O PP também prevê interrogar a terceira vice-presidente e ministra da Transição Energética, Sara Aagensen, para que esclareça à Câmara “por quanto tempo continuará ocultando a verdade”, enquanto o secretário-geral do Vox no Congresso, José María Figaredo, a instará a deixar claro se o governo vai insistir em sua política energética “fracassada”.

O UPN também apresentou uma interpelância a Aagesen para que ela informe quando o governo vai abrir licitação e adjudicar as obras de construção da segunda fase do Canal de Navarra. Na próxima sessão plenária, será votada a moção subsequente.
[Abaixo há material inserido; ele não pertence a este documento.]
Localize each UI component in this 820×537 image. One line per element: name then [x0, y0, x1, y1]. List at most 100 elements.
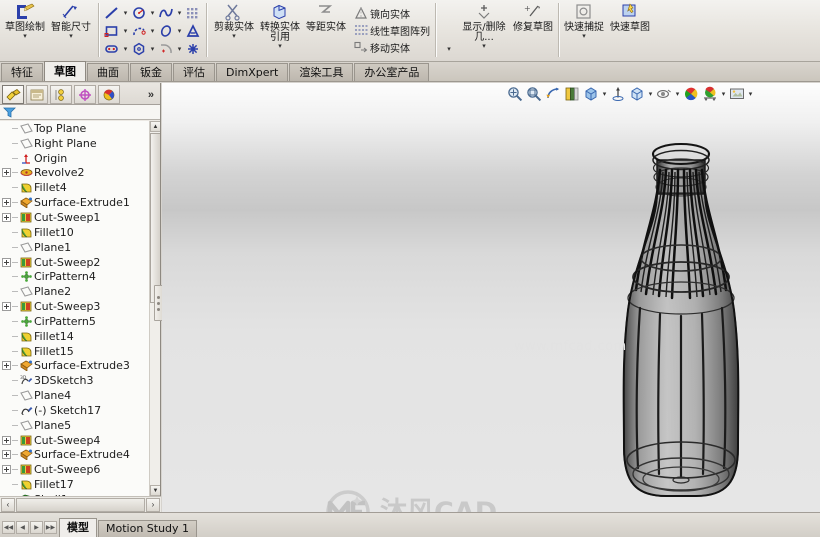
feature-tree-item[interactable]: Cut-Sweep2: [0, 255, 149, 270]
feature-tree-item[interactable]: Cut-Sweep1: [0, 210, 149, 225]
polygon-dropdown[interactable]: ▾: [149, 45, 156, 53]
feature-tree-item[interactable]: Fillet10: [0, 225, 149, 240]
tree-expand-toggle[interactable]: [2, 450, 11, 460]
tab-render-tools[interactable]: 渲染工具: [289, 63, 354, 81]
tree-expand-toggle[interactable]: [2, 212, 11, 222]
fillet-dropdown[interactable]: ▾: [176, 45, 183, 53]
tree-expand-toggle[interactable]: [2, 435, 11, 445]
tab-motion-study-1[interactable]: Motion Study 1: [98, 520, 198, 537]
tab-model[interactable]: 模型: [59, 518, 97, 537]
display-delete-relations-button[interactable]: 显示/删除几... ▾: [458, 0, 510, 61]
feature-tree-item[interactable]: Fillet17: [0, 477, 149, 492]
zoom-to-area-icon[interactable]: [525, 84, 543, 104]
tree-expand-toggle[interactable]: [2, 168, 11, 178]
feature-tree-item[interactable]: Cut-Sweep4: [0, 433, 149, 448]
zoom-to-fit-icon[interactable]: [506, 84, 524, 104]
feature-tree-item[interactable]: Top Plane: [0, 121, 149, 136]
configuration-manager-tab[interactable]: [50, 85, 72, 104]
feature-tree-item[interactable]: Surface-Extrude4: [0, 448, 149, 463]
text-icon[interactable]: [183, 22, 203, 39]
display-style-icon[interactable]: [628, 84, 646, 104]
view-normal-to-icon[interactable]: [609, 84, 627, 104]
offset-entities-button[interactable]: 等距实体: [303, 0, 349, 61]
repair-sketch-button[interactable]: + 修复草图: [510, 0, 556, 61]
tree-expand-toggle[interactable]: [2, 361, 11, 371]
graphics-area[interactable]: ▾ ▾ ▾ ▾ ▾ www.mfcad.com: [162, 83, 820, 512]
linear-sketch-pattern-item[interactable]: 线性草图阵列: [352, 23, 430, 39]
quick-snaps-dropdown[interactable]: ▾: [582, 33, 586, 40]
feature-tree-item[interactable]: Plane2: [0, 284, 149, 299]
tab-dimxpert[interactable]: DimXpert: [216, 63, 289, 81]
line-icon[interactable]: [102, 4, 122, 21]
trim-entities-button[interactable]: 剪裁实体 ▾: [211, 0, 257, 61]
line-dropdown[interactable]: ▾: [122, 9, 129, 17]
property-manager-tab[interactable]: [26, 85, 48, 104]
view-settings-icon[interactable]: [728, 84, 746, 104]
convert-entities-button[interactable]: 转换实体引用 ▾: [257, 0, 303, 61]
slot-dropdown[interactable]: ▾: [122, 45, 129, 53]
feature-tree-item[interactable]: (-) Sketch17: [0, 403, 149, 418]
feature-tree-item[interactable]: Surface-Extrude1: [0, 195, 149, 210]
display-relations-collapse-arrow[interactable]: ▾: [447, 46, 451, 53]
tree-scroll-up-button[interactable]: ▲: [150, 121, 160, 132]
feature-tree-item[interactable]: CirPattern5: [0, 314, 149, 329]
fillet-icon[interactable]: [156, 40, 176, 57]
tab-sheetmetal[interactable]: 钣金: [130, 63, 172, 81]
tab-office-products[interactable]: 办公室产品: [354, 63, 430, 81]
display-style-dropdown[interactable]: ▾: [647, 90, 654, 98]
rectangle-icon[interactable]: [102, 22, 122, 39]
view-orientation-dropdown[interactable]: ▾: [601, 90, 608, 98]
ellipse-icon[interactable]: [156, 22, 176, 39]
hide-show-items-icon[interactable]: [655, 84, 673, 104]
move-entities-item[interactable]: 移动实体: [352, 40, 430, 56]
quick-snaps-button[interactable]: 快速捕捉 ▾: [561, 0, 607, 61]
feature-tree-item[interactable]: Right Plane: [0, 136, 149, 151]
view-orientation-icon[interactable]: [582, 84, 600, 104]
tab-features[interactable]: 特征: [1, 63, 43, 81]
tree-scroll-left-button[interactable]: ‹: [1, 497, 15, 512]
apply-scene-icon[interactable]: [701, 84, 719, 104]
feature-tree-item[interactable]: Origin: [0, 151, 149, 166]
nav-first-button[interactable]: ◀◀: [2, 521, 15, 534]
tree-expand-toggle[interactable]: [2, 198, 11, 208]
feature-tree-item[interactable]: Fillet15: [0, 344, 149, 359]
point-icon[interactable]: [183, 40, 203, 57]
arc-dropdown[interactable]: ▾: [149, 27, 156, 35]
polygon-icon[interactable]: [129, 40, 149, 57]
hide-show-items-dropdown[interactable]: ▾: [674, 90, 681, 98]
tree-expand-toggle[interactable]: [2, 302, 11, 312]
smart-dimension-dropdown[interactable]: ▾: [69, 33, 73, 40]
feature-tree-item[interactable]: Plane1: [0, 240, 149, 255]
spline-icon[interactable]: [156, 4, 176, 21]
tab-sketch[interactable]: 草图: [44, 61, 86, 81]
smart-dimension-button[interactable]: 智能尺寸 ▾: [48, 0, 94, 61]
section-view-icon[interactable]: [563, 84, 581, 104]
feature-tree-filter[interactable]: [0, 105, 160, 120]
nav-prev-button[interactable]: ◀: [16, 521, 29, 534]
bottle-model[interactable]: [562, 130, 802, 512]
feature-manager-tab[interactable]: [2, 85, 24, 104]
slot-icon[interactable]: [102, 40, 122, 57]
tree-scroll-thumb[interactable]: [150, 133, 160, 303]
tree-expand-toggle[interactable]: [2, 465, 11, 475]
sketch-button[interactable]: 草图绘制 ▾: [2, 0, 48, 61]
feature-tree-item[interactable]: Revolve2: [0, 166, 149, 181]
feature-tree-item[interactable]: Fillet14: [0, 329, 149, 344]
feature-tree-item[interactable]: CirPattern4: [0, 269, 149, 284]
feature-tree-item[interactable]: Fillet4: [0, 180, 149, 195]
circle-dropdown[interactable]: ▾: [149, 9, 156, 17]
display-manager-tab[interactable]: [98, 85, 120, 104]
tab-evaluate[interactable]: 评估: [173, 63, 215, 81]
feature-tree-item[interactable]: Surface-Extrude3: [0, 359, 149, 374]
display-relations-collapse[interactable]: ▾: [440, 0, 458, 61]
feature-tree-item[interactable]: Cut-Sweep6: [0, 462, 149, 477]
tree-expand-toggle[interactable]: [2, 257, 11, 267]
ellipse-dropdown[interactable]: ▾: [176, 27, 183, 35]
rapid-sketch-button[interactable]: 快速草图: [607, 0, 653, 61]
nav-next-button[interactable]: ▶: [30, 521, 43, 534]
dimxpert-manager-tab[interactable]: [74, 85, 96, 104]
trim-entities-dropdown[interactable]: ▾: [232, 33, 236, 40]
tree-hscroll-thumb[interactable]: [16, 497, 145, 512]
manager-tabs-more[interactable]: »: [148, 89, 154, 101]
previous-view-icon[interactable]: [544, 84, 562, 104]
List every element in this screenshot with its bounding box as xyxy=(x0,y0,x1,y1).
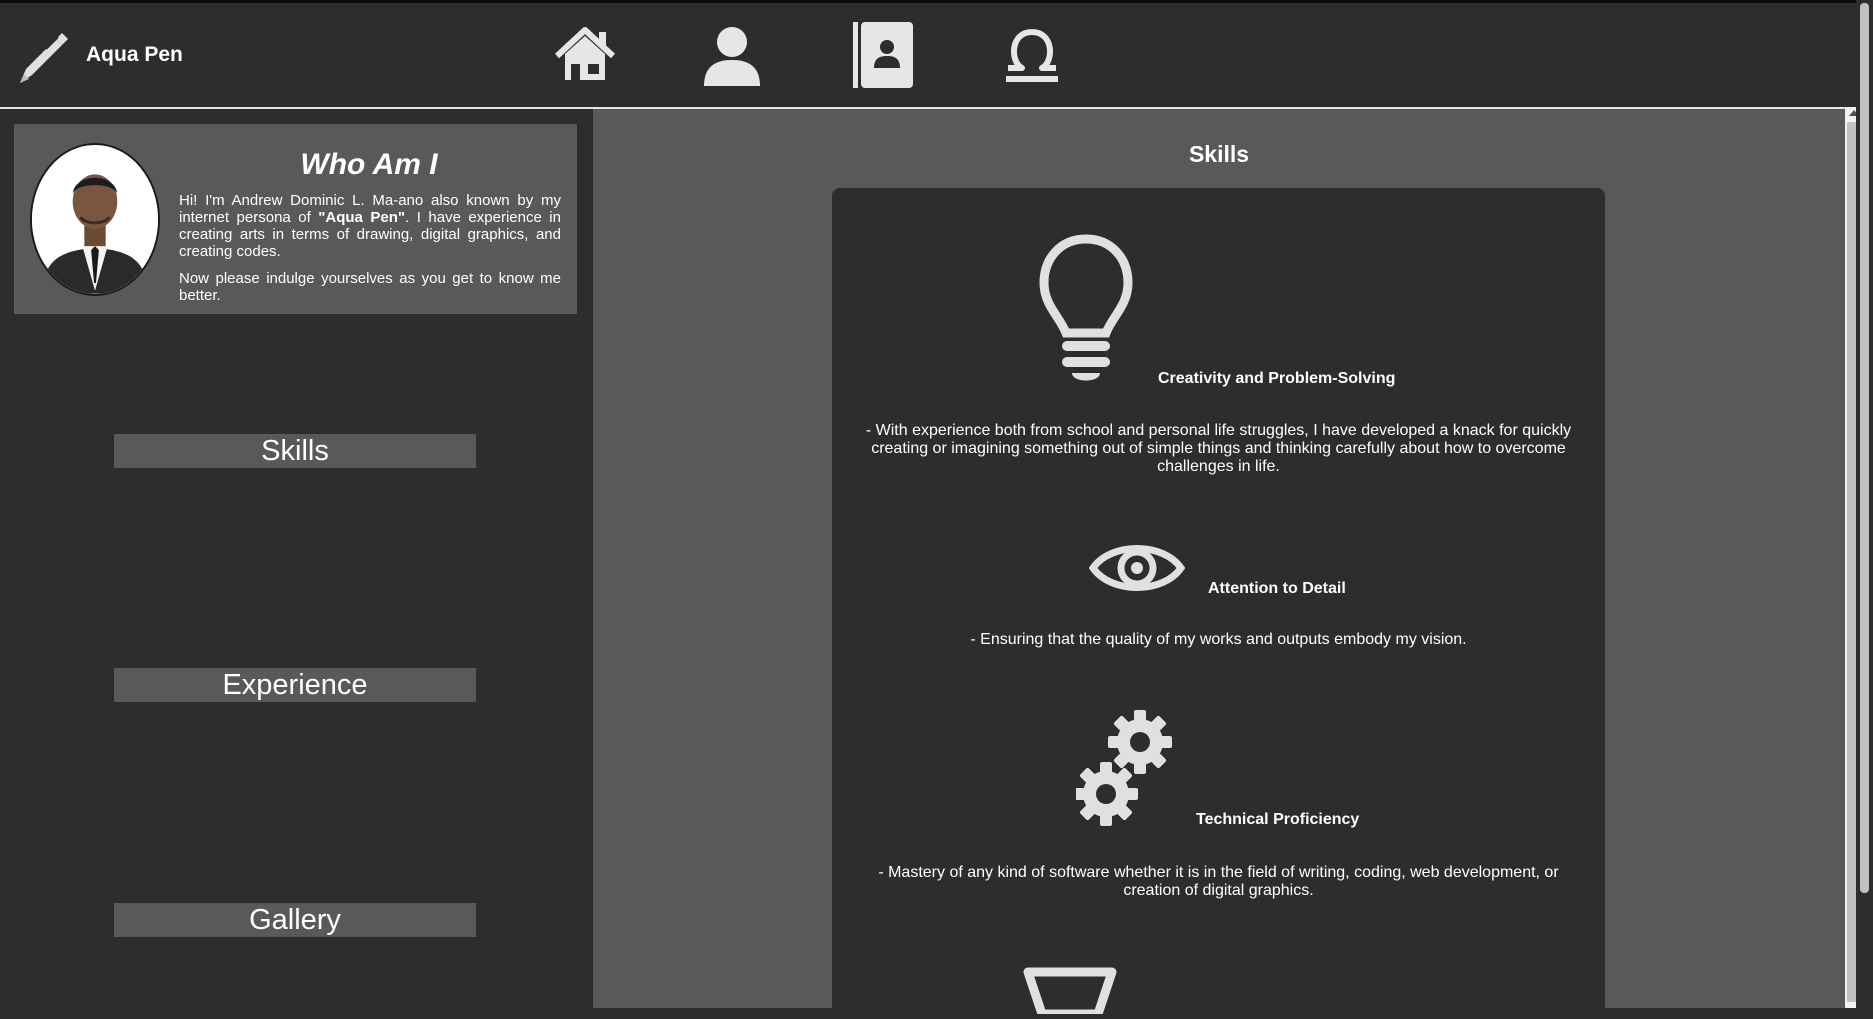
about-title: Who Am I xyxy=(300,148,438,181)
skills-heading: Skills xyxy=(1188,141,1250,167)
avatar xyxy=(30,143,160,296)
site-header: Aqua Pen xyxy=(0,3,1856,109)
gears-icon xyxy=(1074,710,1176,828)
bio-paragraph: Hi! I'm Andrew Dominic L. Ma-ano also kn… xyxy=(179,192,561,260)
libra-icon[interactable] xyxy=(1000,20,1064,90)
home-icon[interactable] xyxy=(553,20,617,90)
about-card: Who Am I Hi! I'm Andrew Dominic L. Ma-an… xyxy=(14,124,577,314)
brand-name[interactable]: Aqua Pen xyxy=(86,43,183,67)
skills-panel: Creativity and Problem-Solving - With ex… xyxy=(832,188,1605,1019)
experience-button[interactable]: Experience xyxy=(114,668,476,702)
lightbulb-icon xyxy=(1038,233,1134,385)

PNV, PREOCUPADO COM O AUMENTO DE AGRESSÕES COM ARMAS BRANCAS

“Até onde vai a sua responsabilidade política?”, é outra das questões que os “populares” esperam que o ministro da Política Territorial, Ángel Víctor Torres, responda. Embora seja uma afirmação geral, tudo indica que o PP irá trazer à tona o suposto envolvimento de Torres no “caso das máscaras”, apesar de ele ter negado, esta semana, em um relatório enviado ao Supremo Tribunal, ter dado ou recebido ordens para favorecer a trama.

A lista de perguntas também inclui uma do PNV para o ministro do Interior, Fernando Grande Marlaska, a quem solicitará que especifique de que forma vai enfrentar as constantes agressões com armas brancas que estão ocorrendo em locais de uso público.

À ministra da Habitação, Isabel Rodríguez, o PP perguntará se ela se sente responsável por a habitação ser “o maior fracasso de seu governo”; à sua colega da Saúde, Mónica García, “por quanto tempo vai prolongar” a situação em que se encontra a saúde na Espanha; à titular da Igualdade, Ana Redondo, “a que se dedica o seu Ministério”; e à da Inclusão, Segurança e Migrações, Elma Saiz, se “a segurança e o bem-estar dos espanhóis são a prioridade do seu Governo”. Por sua vez, o ERC pedirá ao ministro da Indústria, Jordi Hereu, que explique se considera sustentável a atual política industrial.